Geoff, That's right that it doesn't matter. Certainly no combo is better than another. I am just personally saying that I find blue/orange a difficult one to paint and red/green works great for me.

Renee

Well, perhaps others can find better examples than these, but here goes:


Blue/orange- Ken Auster. Looks like a simple painting, right? It's more complicated than it looks.

http://www.wetcanvas.com/Community/images/29-Mar-2002/AusterShow2001-Sourdough-11x13_small.jpg

Red/Green Leonard Wren. Now, Leonard is a true impressionist, so other combos are also present.

http://www.wetcanvas.com/Community/images/29-Mar-2002/wren-aboveVillage.jpg


Red/green My own "Flowergirl" portrait. Her skin is all red/green variations and that "black" background is aliz. crimson/thalo green.

http://www.wetcanvas.com/Community/images/29-Mar-2002/Flowergirl11.jpg

Geoff
03-29-2002, 10:26 PM
Thanks for the examples. I can see there are more subleties in the colour scheme in the blue/orange. It is almost difficult to see whether it is a cool or a warm painting!! Though probably one side is warm where the sun is shining in, contrasting with the blue shadows.

The red/green landscape works beacuse the colours are natural in this context.
I find it difficult, though, to see ( to see ) the red/green combinations in the flowergirl. I assume its because the green is probably underpainting which makes the red overpainting more neutral ??

impressionist2
03-30-2002, 09:25 PM
Geoff, No. Actually the red and green is mixed directly and titanium white, YO and cad. yellow is mixed into the mixture( as well as lots of other colors)depending on whether the sun is hitting that side of the face or it's in shadow. At some points cad. red and thalo green light is the base. I paint on white canvases, never tone them. Once the cad. yellow and white get's in there on the sunny side it takes on an orange tone but it started as red/green.

Auster and all good warm/cool painters who master it, are proficient with their greys.
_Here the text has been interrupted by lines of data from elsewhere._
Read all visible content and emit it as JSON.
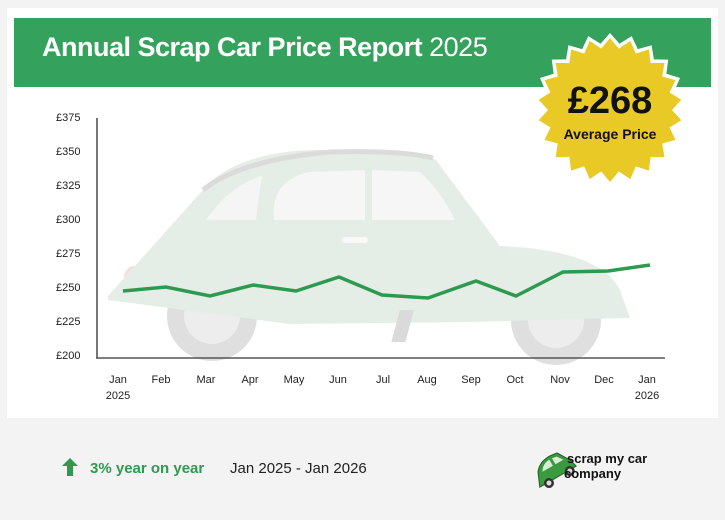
{
  "header": {
    "title": "Annual Scrap Car Price Report",
    "year": "2025"
  },
  "badge": {
    "price": "£268",
    "label": "Average Price",
    "color": "#e8c926"
  },
  "footer": {
    "yoy_change": "3% year on year",
    "date_range": "Jan 2025 - Jan 2026",
    "arrow_icon": "up-arrow-icon",
    "logo_line1": "scrap my car",
    "logo_line2": "company"
  },
  "colors": {
    "brand_green": "#34a25c",
    "line_green": "#2e9a50",
    "badge_yellow": "#e8c926",
    "background": "#f3f3f3"
  },
  "chart_data": {
    "type": "line",
    "title": "Annual Scrap Car Price Report 2025",
    "xlabel": "",
    "ylabel": "",
    "ylim": [
      200,
      375
    ],
    "yticks": [
      "£375",
      "£350",
      "£325",
      "£300",
      "£275",
      "£250",
      "£225",
      "£200"
    ],
    "categories": [
      "Jan 2025",
      "Feb",
      "Mar",
      "Apr",
      "May",
      "Jun",
      "Jul",
      "Aug",
      "Sep",
      "Oct",
      "Nov",
      "Dec",
      "Jan 2026"
    ],
    "x_labels": [
      {
        "line1": "Jan",
        "line2": "2025"
      },
      {
        "line1": "Feb",
        "line2": ""
      },
      {
        "line1": "Mar",
        "line2": ""
      },
      {
        "line1": "Apr",
        "line2": ""
      },
      {
        "line1": "May",
        "line2": ""
      },
      {
        "line1": "Jun",
        "line2": ""
      },
      {
        "line1": "Jul",
        "line2": ""
      },
      {
        "line1": "Aug",
        "line2": ""
      },
      {
        "line1": "Sep",
        "line2": ""
      },
      {
        "line1": "Oct",
        "line2": ""
      },
      {
        "line1": "Nov",
        "line2": ""
      },
      {
        "line1": "Dec",
        "line2": ""
      },
      {
        "line1": "Jan",
        "line2": "2026"
      }
    ],
    "series": [
      {
        "name": "Average scrap car price",
        "values": [
          249,
          252,
          245,
          253,
          249,
          259,
          246,
          244,
          256,
          245,
          263,
          264,
          268
        ]
      }
    ],
    "grid": false,
    "legend": "none"
  }
}
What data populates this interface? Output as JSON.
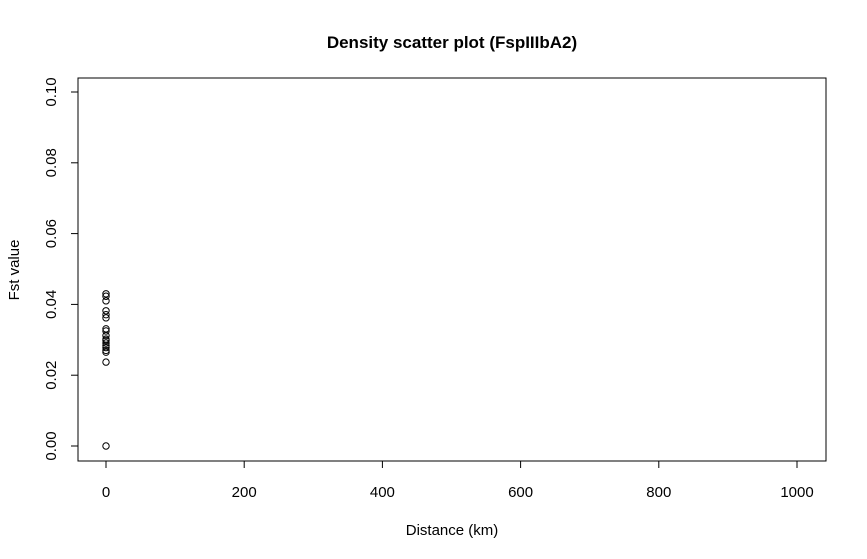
{
  "chart_data": {
    "type": "scatter",
    "title": "Density scatter plot (FspIIIbA2)",
    "xlabel": "Distance (km)",
    "ylabel": "Fst value",
    "xlim": [
      0,
      1000
    ],
    "ylim": [
      0,
      0.1
    ],
    "xticks": [
      "0",
      "200",
      "400",
      "600",
      "800",
      "1000"
    ],
    "yticks": [
      "0.00",
      "0.02",
      "0.04",
      "0.06",
      "0.08",
      "0.10"
    ],
    "grid": false,
    "series": [
      {
        "marker": "open-circle",
        "x": [
          0,
          0,
          0,
          0,
          0,
          0,
          0,
          0,
          0,
          0,
          0,
          0,
          0,
          0,
          0,
          0,
          0,
          0
        ],
        "y": [
          0.043,
          0.0423,
          0.041,
          0.0382,
          0.0371,
          0.0362,
          0.0331,
          0.0325,
          0.0312,
          0.0302,
          0.0298,
          0.0291,
          0.0284,
          0.0278,
          0.027,
          0.0265,
          0.0237,
          0.0
        ]
      }
    ]
  },
  "colors": {
    "points": "#000000",
    "axes": "#000000",
    "background": "#ffffff"
  }
}
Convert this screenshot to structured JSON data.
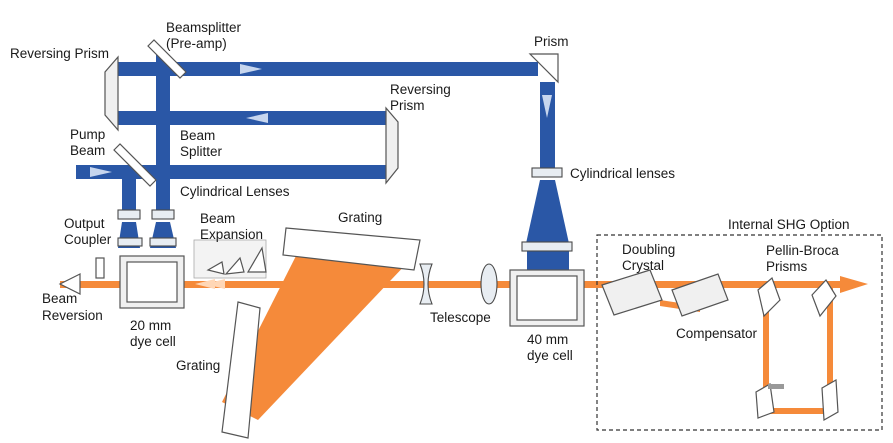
{
  "labels": {
    "reversing_prism_left": "Reversing Prism",
    "beamsplitter_preamp_1": "Beamsplitter",
    "beamsplitter_preamp_2": "(Pre-amp)",
    "prism_top": "Prism",
    "reversing_prism_right_1": "Reversing",
    "reversing_prism_right_2": "Prism",
    "pump_beam_1": "Pump",
    "pump_beam_2": "Beam",
    "beam_splitter_1": "Beam",
    "beam_splitter_2": "Splitter",
    "cylindrical_lenses_left": "Cylindrical Lenses",
    "cylindrical_lenses_right": "Cylindrical lenses",
    "output_coupler_1": "Output",
    "output_coupler_2": "Coupler",
    "beam_expansion_1": "Beam",
    "beam_expansion_2": "Expansion",
    "grating_top": "Grating",
    "beam_reversion_1": "Beam",
    "beam_reversion_2": "Reversion",
    "dye_cell_20_1": "20 mm",
    "dye_cell_20_2": "dye cell",
    "grating_bottom": "Grating",
    "telescope": "Telescope",
    "dye_cell_40_1": "40 mm",
    "dye_cell_40_2": "dye cell",
    "shg_option": "Internal SHG Option",
    "doubling_crystal_1": "Doubling",
    "doubling_crystal_2": "Crystal",
    "compensator": "Compensator",
    "pellin_broca_1": "Pellin-Broca",
    "pellin_broca_2": "Prisms"
  },
  "colors": {
    "pump_beam": "#2a57a6",
    "laser_beam": "#f58a3a"
  }
}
They know how to "pop" the sunlit subjects. The excellence of the greys and the correct values are what causes that pure warm to stand out.

Renee

Scott Methvin
03-30-2002, 09:39 PM
Nice job Impy.
Can I call you Impy?
I think it's cute:)

Nice combination of flora, and figure!

impressionist2
04-07-2002, 02:17 PM
Scott, Hi. We just got back from vacation.

Yes, "Impy" is fine. I am not going to fight the trend. :D Milt started calling me that name a while back, y'know.

I did some plein air work while we were away, but it didn't dry enough to bring home, so now my brother has a new painting!